For instance the following example does not compile:

use core::marker::PhantomData;

#[derive(PartialEq, Eq, PartialOrd, Ord)]
struct NewPhantomData<T>(PhantomData<T>);

fn needs_ord<T>(_b : T) where T : Ord{ todo!() }

struct TypeWithoutOrd{}

fn foo(){
    let a : NewPhantomData<u32> =
        NewPhantomData(PhantomData::default());
    let b : PhantomData<TypeWithoutOrd> = PhantomData::default();
    let c : NewPhantomData<TypeWithoutOrd> =
        NewPhantomData(PhantomData::default());
    needs_ord(a); //works
    needs_ord(b); //works too
    needs_ord(c); //does not work
}

(Playground)

The expanded macros make the reason why it doesn't compile obvious:

impl<T: ::core::cmp::Ord> ::core::cmp::Ord for NewPhantomData<T> {
    #[inline]
    fn cmp(&self, other: &NewPhantomData<T>) -> ::core::cmp::Ordering {
        ::core::cmp::Ord::cmp(&self.0, &other.0)
    }
}

What confuses me, however, are the trait bounds on the derived implementation. I would have expected the bounds to look like this instead:

impl<T> ::core::cmp::Ord for NewPhantomData<T> where PhantomData<T> : ::core::cmp::Ord {
    #[inline]
    fn cmp(&self, other: &NewPhantomData<T>) -> ::core::cmp::Ordering {
        ::core::cmp::Ord::cmp(&self.0, &other.0)
    }
}

(Playground)

Or, in other words, I would have expected a trait bound on the types of the fields of the struct, not the generic parameters directly.

What is the reasoning for generating the bounds the way they are?

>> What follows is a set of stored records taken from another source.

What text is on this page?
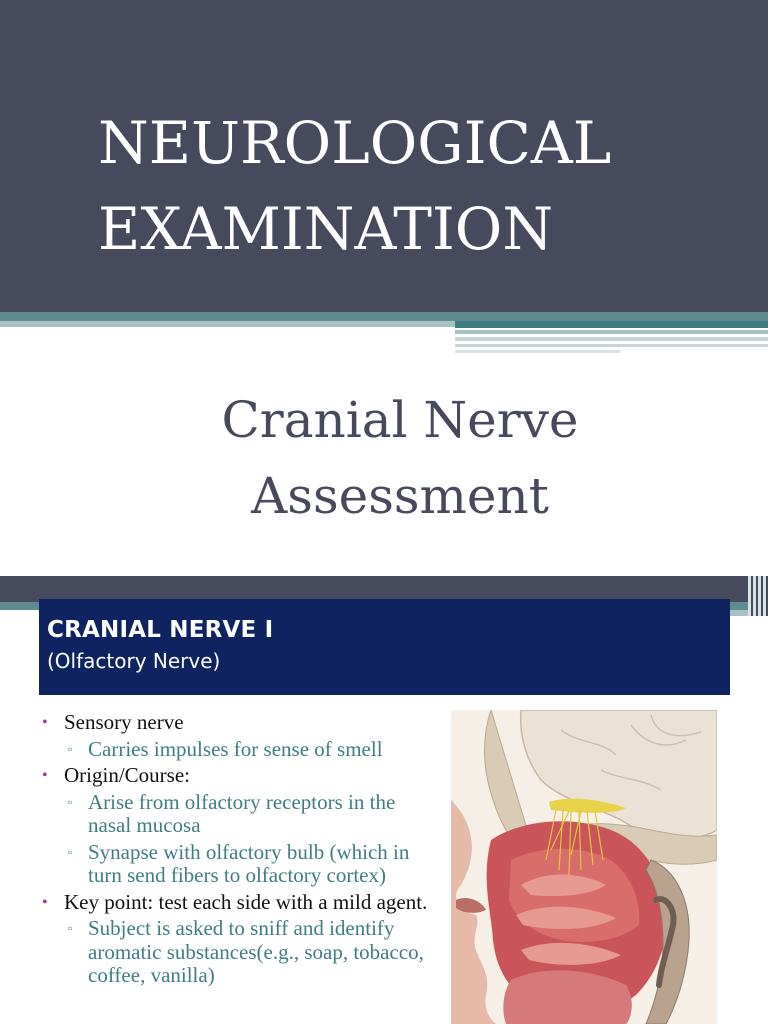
NEUROLOGICAL
EXAMINATION
Cranial Nerve
Assessment
CRANIAL NERVE I
(Olfactory Nerve)
• Sensory nerve
▫ Carries impulses for sense of smell
• Origin/Course:
▫ Arise from olfactory receptors in the nasal mucosa
▫ Synapse with olfactory bulb (which in turn send fibers to olfactory cortex)
• Key point: test each side with a mild agent.
▫ Subject is asked to sniff and identify aromatic substances(e.g., soap, tobacco, coffee, vanilla)
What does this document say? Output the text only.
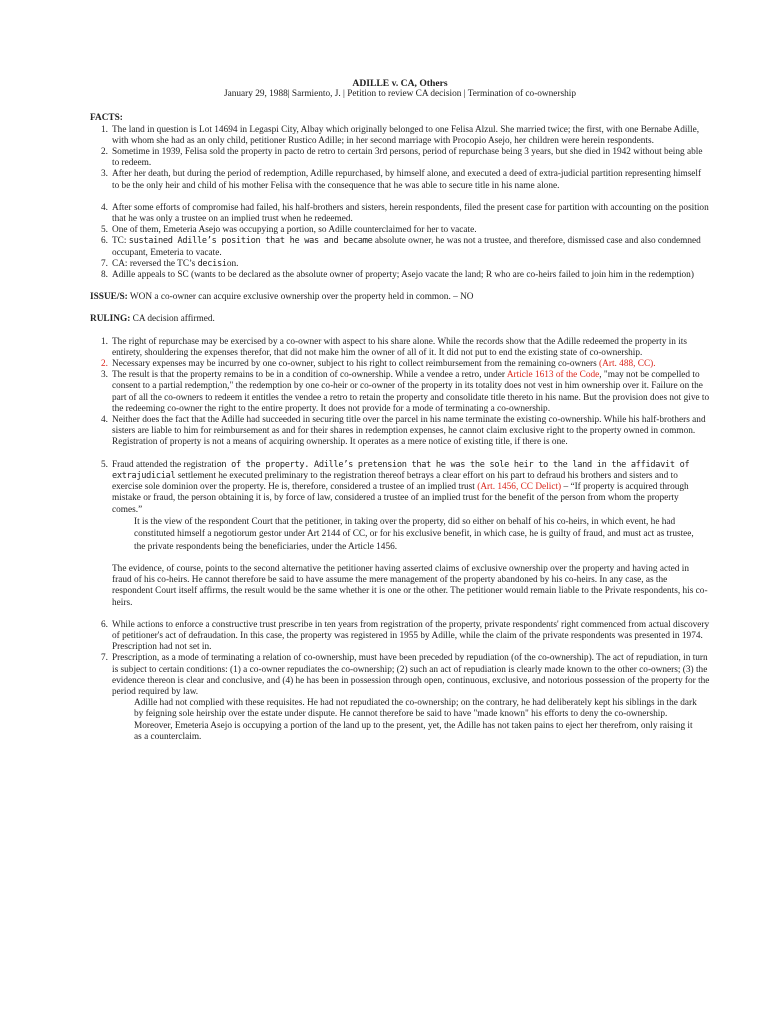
ADILLE v. CA, Others
January 29, 1988| Sarmiento, J. | Petition to review CA decision | Termination of co-ownership
FACTS:
1. The land in question is Lot 14694 in Legaspi City, Albay which originally belonged to one Felisa Alzul. She married twice; the first, with one Bernabe Adille, with whom she had as an only child, petitioner Rustico Adille; in her second marriage with Procopio Asejo, her children were herein respondents.
2. Sometime in 1939, Felisa sold the property in pacto de retro to certain 3rd persons, period of repurchase being 3 years, but she died in 1942 without being able to redeem.
3. After her death, but during the period of redemption, Adille repurchased, by himself alone, and executed a deed of extra-judicial partition representing himself to be the only heir and child of his mother Felisa with the consequence that he was able to secure title in his name alone.
4. After some efforts of compromise had failed, his half-brothers and sisters, herein respondents, filed the present case for partition with accounting on the position that he was only a trustee on an implied trust when he redeemed.
5. One of them, Emeteria Asejo was occupying a portion, so Adille counterclaimed for her to vacate.
6. TC: sustained Adille’s position that he was and became absolute owner, he was not a trustee, and therefore, dismissed case and also condemned occupant, Emeteria to vacate.
7. CA: reversed the TC’s decision.
8. Adille appeals to SC (wants to be declared as the absolute owner of property; Asejo vacate the land; R who are co-heirs failed to join him in the redemption)
ISSUE/S: WON a co-owner can acquire exclusive ownership over the property held in common. – NO
RULING: CA decision affirmed.
1. The right of repurchase may be exercised by a co-owner with aspect to his share alone. While the records show that the Adille redeemed the property in its entirety, shouldering the expenses therefor, that did not make him the owner of all of it. It did not put to end the existing state of co-ownership.
2. Necessary expenses may be incurred by one co-owner, subject to his right to collect reimbursement from the remaining co-owners (Art. 488, CC).
3. The result is that the property remains to be in a condition of co-ownership. While a vendee a retro, under Article 1613 of the Code, "may not be compelled to consent to a partial redemption," the redemption by one co-heir or co-owner of the property in its totality does not vest in him ownership over it. Failure on the part of all the co-owners to redeem it entitles the vendee a retro to retain the property and consolidate title thereto in his name. But the provision does not give to the redeeming co-owner the right to the entire property. It does not provide for a mode of terminating a co-ownership.
4. Neither does the fact that the Adille had succeeded in securing title over the parcel in his name terminate the existing co-ownership. While his half-brothers and sisters are liable to him for reimbursement as and for their shares in redemption expenses, he cannot claim exclusive right to the property owned in common. Registration of property is not a means of acquiring ownership. It operates as a mere notice of existing title, if there is one.
5. Fraud attended the registration of the property. Adille’s pretension that he was the sole heir to the land in the affidavit of extrajudicial settlement he executed preliminary to the registration thereof betrays a clear effort on his part to defraud his brothers and sisters and to exercise sole dominion over the property. He is, therefore, considered a trustee of an implied trust (Art. 1456, CC Delict) – “If property is acquired through mistake or fraud, the person obtaining it is, by force of law, considered a trustee of an implied trust for the benefit of the person from whom the property comes.”
It is the view of the respondent Court that the petitioner, in taking over the property, did so either on behalf of his co-heirs, in which event, he had constituted himself a negotiorum gestor under Art 2144 of CC, or for his exclusive benefit, in which case, he is guilty of fraud, and must act as trustee, the private respondents being the beneficiaries, under the Article 1456.
The evidence, of course, points to the second alternative the petitioner having asserted claims of exclusive ownership over the property and having acted in fraud of his co-heirs. He cannot therefore be said to have assume the mere management of the property abandoned by his co-heirs. In any case, as the respondent Court itself affirms, the result would be the same whether it is one or the other. The petitioner would remain liable to the Private respondents, his co-heirs.
6. While actions to enforce a constructive trust prescribe in ten years from registration of the property, private respondents' right commenced from actual discovery of petitioner's act of defraudation. In this case, the property was registered in 1955 by Adille, while the claim of the private respondents was presented in 1974. Prescription had not set in.
7. Prescription, as a mode of terminating a relation of co-ownership, must have been preceded by repudiation (of the co-ownership). The act of repudiation, in turn is subject to certain conditions: (1) a co-owner repudiates the co-ownership; (2) such an act of repudiation is clearly made known to the other co-owners; (3) the evidence thereon is clear and conclusive, and (4) he has been in possession through open, continuous, exclusive, and notorious possession of the property for the period required by law.
Adille had not complied with these requisites. He had not repudiated the co-ownership; on the contrary, he had deliberately kept his siblings in the dark by feigning sole heirship over the estate under dispute. He cannot therefore be said to have "made known" his efforts to deny the co-ownership. Moreover, Emeteria Asejo is occupying a portion of the land up to the present, yet, the Adille has not taken pains to eject her therefrom, only raising it as a counterclaim.
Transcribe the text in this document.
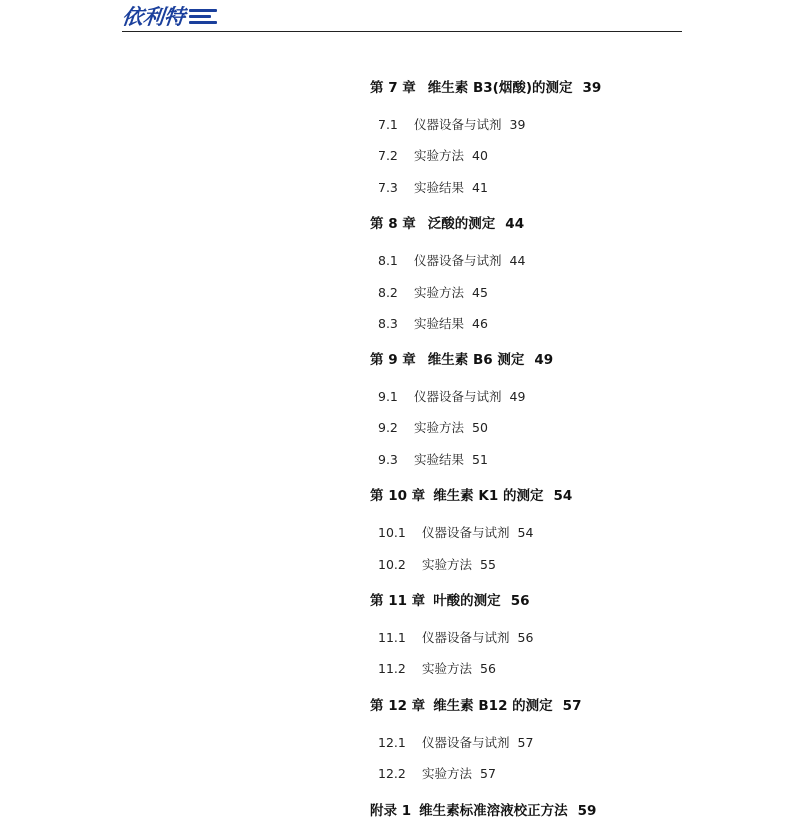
依利特
第 7 章 维生素 B3(烟酸)的测定 39
7.1 仪器设备与试剂 39
7.2 实验方法 40
7.3 实验结果 41
第 8 章 泛酸的测定 44
8.1 仪器设备与试剂 44
8.2 实验方法 45
8.3 实验结果 46
第 9 章 维生素 B6 测定 49
9.1 仪器设备与试剂 49
9.2 实验方法 50
9.3 实验结果 51
第 10 章 维生素 K1 的测定 54
10.1 仪器设备与试剂 54
10.2 实验方法 55
第 11 章 叶酸的测定 56
11.1 仪器设备与试剂 56
11.2 实验方法 56
第 12 章 维生素 B12 的测定 57
12.1 仪器设备与试剂 57
12.2 实验方法 57
附录 1 维生素标准溶液校正方法 59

Is this a bug?


Solution

  • There is a big problems with this: cycles.

    The expected derive bounds for struct like the following:

    #[derive(Clone)]
    struct List<T> {
        data: T,
        next: Option<Box<List<T>>>,
    }
    

    Would include the bound Option<Box<List<T>>>: Clone, and cycles like that are currently incorrectly handled.

    Making it to work is possible, but tricky. And getting it wrong will have soundness implications. As I understand, it is also very hard with the current trait solver (though the next-gen trait solver will make it easier).

    Even if we fix that, changing it now is a breaking change, since people can rely on the bounds to be more restrictive than needed, in order to not expose implementation details (what the types of the fields are).

    Still, there is a desire for so-called perfect derive that will get those bounds correctly, and it may be implemented at some time in the future.